Polymyositis and dermatomyositis are connective tissue diseases in which there is muscle weakness and tenderness. The two disorders are very similar, except dermatomyositis involves the skin as well as the muscles, while polymyositis involves only the muscles.
The major manifestation of polymyositis is inflammation leading to destruction of muscle and increasing muscular weakness. As the disease progresses, the muscle tissue is replaced by functionless scar tissue. Both have features in common with rhematoid arthritis, lupus, and progressive systemic sclerosis (scleroderma).
The causes of polymyositis and dermatomyositis are unknown. It appears that abnormal immunological factors are responsible for at least part of inflammatory attack against muscle tissue. The symptoms of muscular weakness usually wax and wane, but in some instances, the disease may progress rapidly.

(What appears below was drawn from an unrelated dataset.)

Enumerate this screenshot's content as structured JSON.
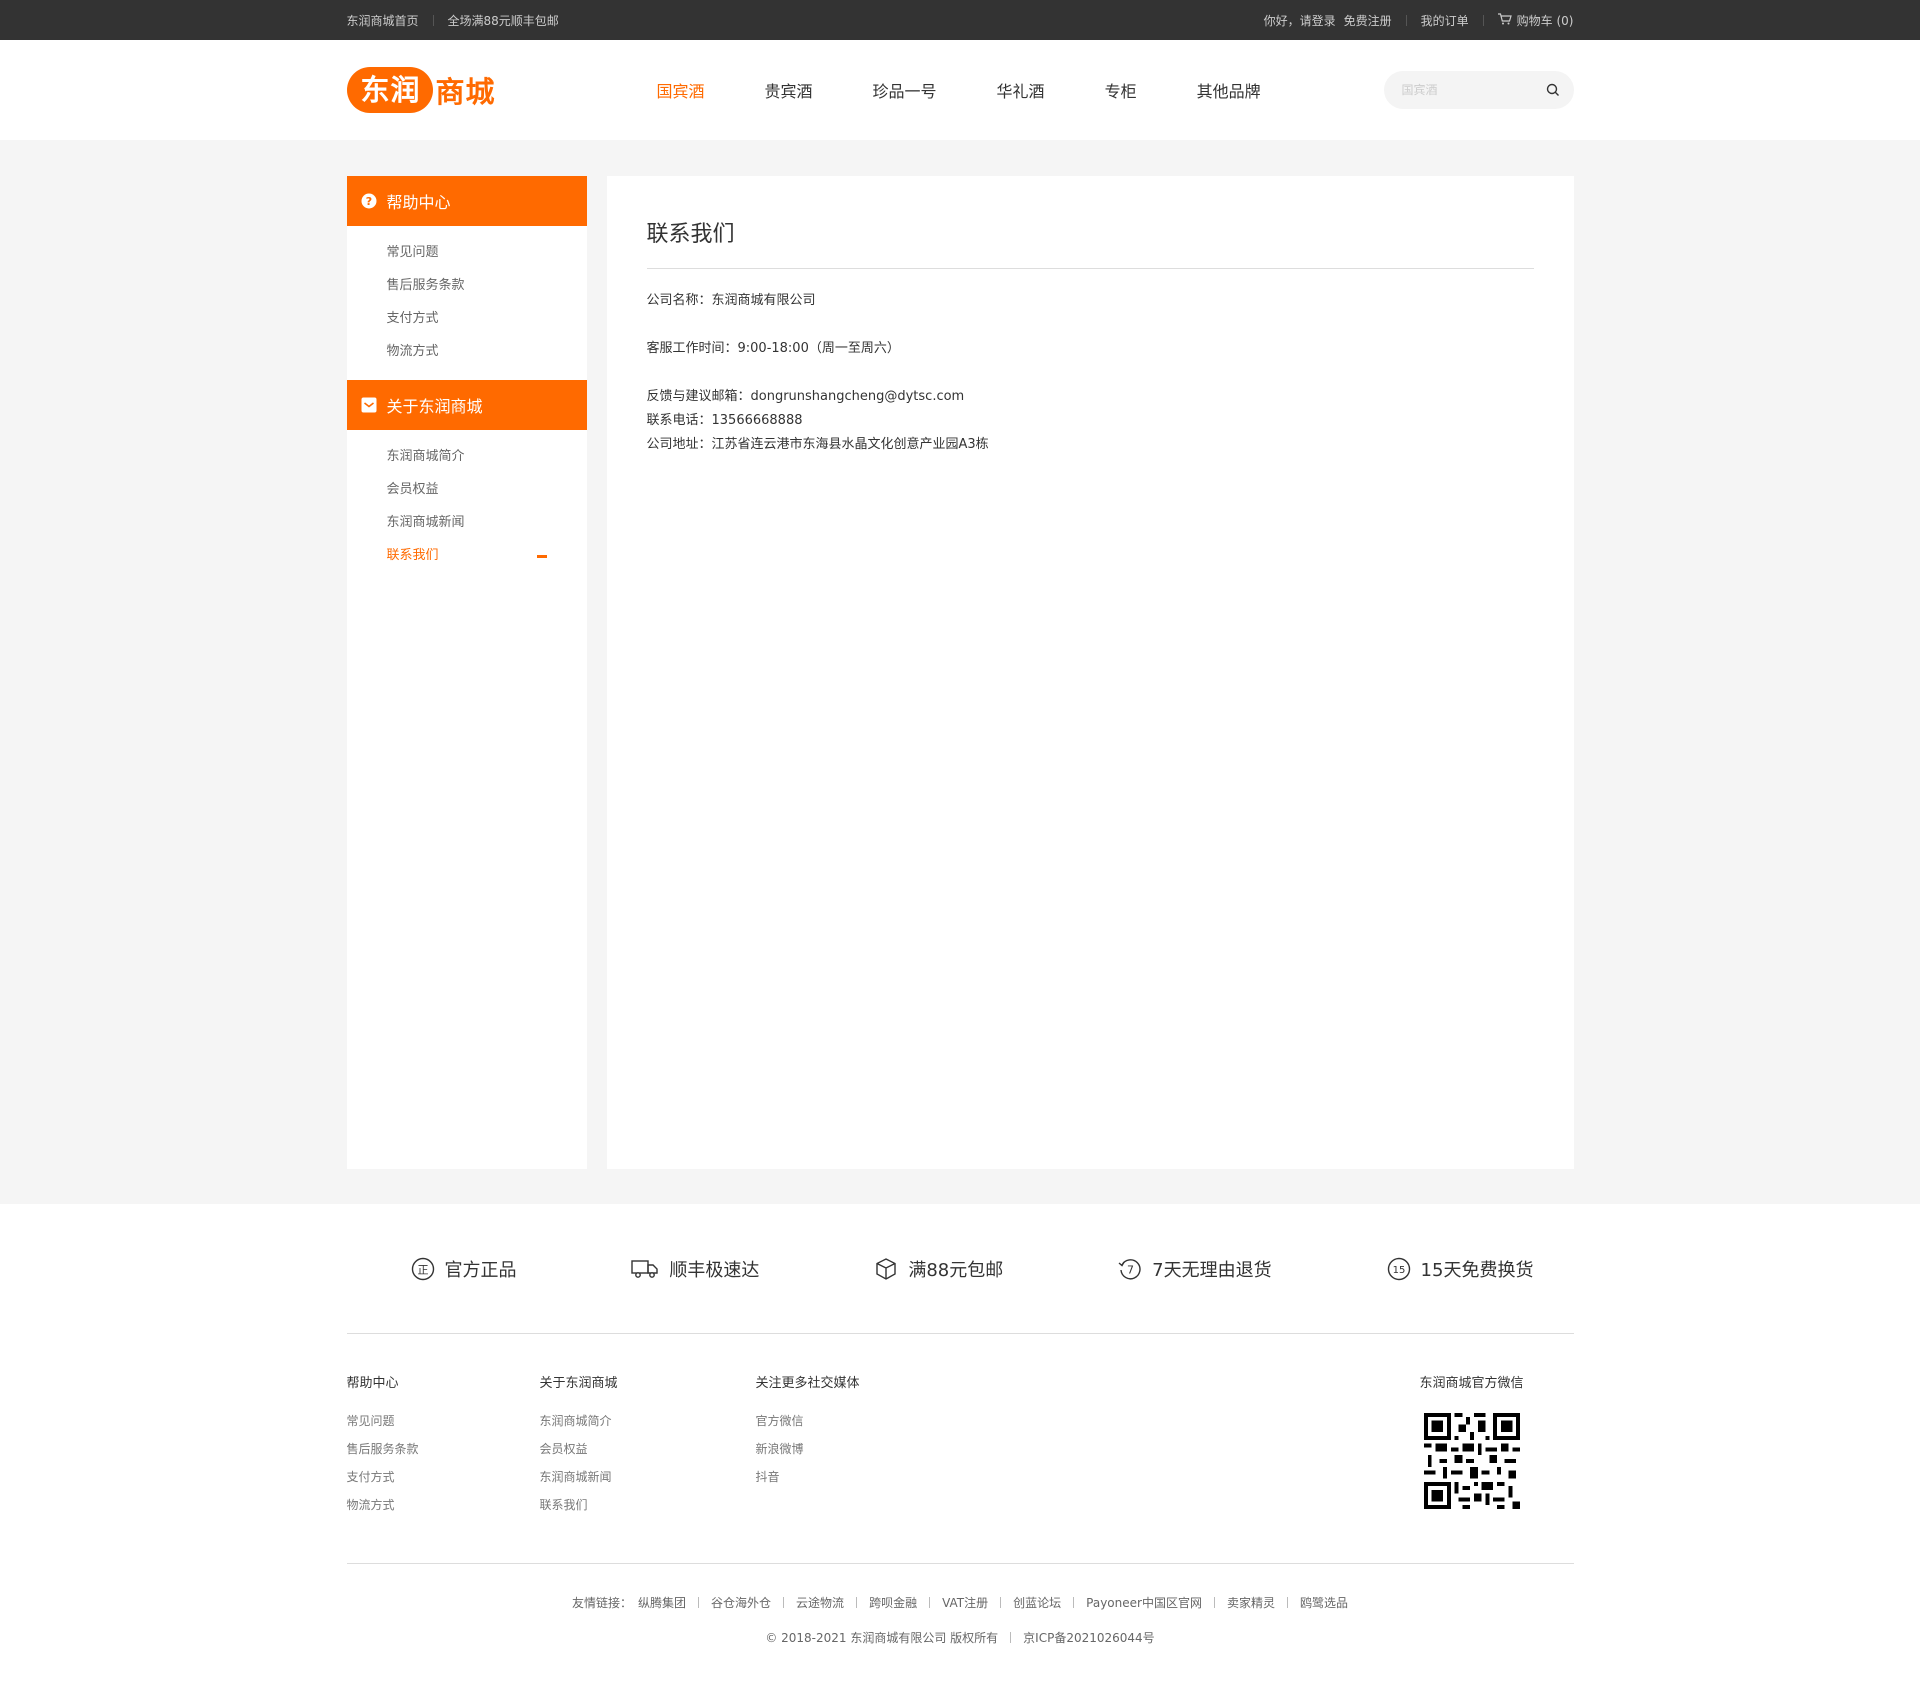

The disease may affect persons of any age, but the peak incidence is in the fifth and sixth decades of life. Women are affected twice as commonly as men.
Muscles of the shoulder, arms, pelvis, and thighs are the most frequent targets, but the reasons are unknown. As the disease spreads, other muscles may become involved. For example, the diaphragm and chest wall muscles, which are needed for breathing, may be attacked. The pharyngeal muscles, which are needed for swallowing, may be weakened to the point that swallowing solid foods becomes impossible. Heart muscle is another potential target.
When dermatomyositis attacks the skin, there is a characteristic purplish rash, found mostly on the face and upper chest, although it may occur anywhere on the body. Associated with this rash, patients will often have swelling around the eyes, especially upon rising in the morning.
There may also be scaly, reddened eruptions over the small joints of the fingers, sometimes over the eyelids, and occasionally on the shoulders or upper back. These eruptions, which may be somewhat itchy, are so specific that they almost indicate the diagnosis.
Dermatomyositis often involves a highly characteristic rash on the knuckles and over the upper eyelids, as well as over the cheeks. Measurement of blood levels of muscle enzymes, especially creatine phosphokinase and aldolase, is most useful in diagnosis and assessing disease activity. An electromyogram (a study of muscle function) may also be done. A muscle biopsy is the only specific diagnostic study and is taken from an involved muscle.
Treatment may involve using a corticosteroid drug, although their effectiveness is less predictable in these disorders than in some other inflammatory diseases. As a result, many rheumatologists turn to one of the cytotoxic drugs (agents that destroy abnormal cells) in conjunction with the corticosteroids, in an attempt to suppress muscle inflammation and retard the destructive process.
Usually by combining the two classes of drugs, lower and safer doses of both can be used thereby avoiding some of the more serious side- effects that might be produced when either is used alone in higher doses.
What is the cause of the polymyositis and dermatomyositis?
If the cause is eliminated, will the disease be eliminated?
Is there remission with the disease? How long can a remission last?
If some of the muscle is destroyed, can the remaining muscle be strengthened and returned to prior ability?
At what rate does this disease usually progress?
Are there any measures to decrease the effects of dermatomyositis?
What medication or medications will you prescribe? What are the side effects?
Is this a lifetime medication regiment or just while the disease is active?
Approximately how long will it take to stop the destructive process?
Intravenous immune globulin has been shown effective for dermatomyositis resistant to prednisone.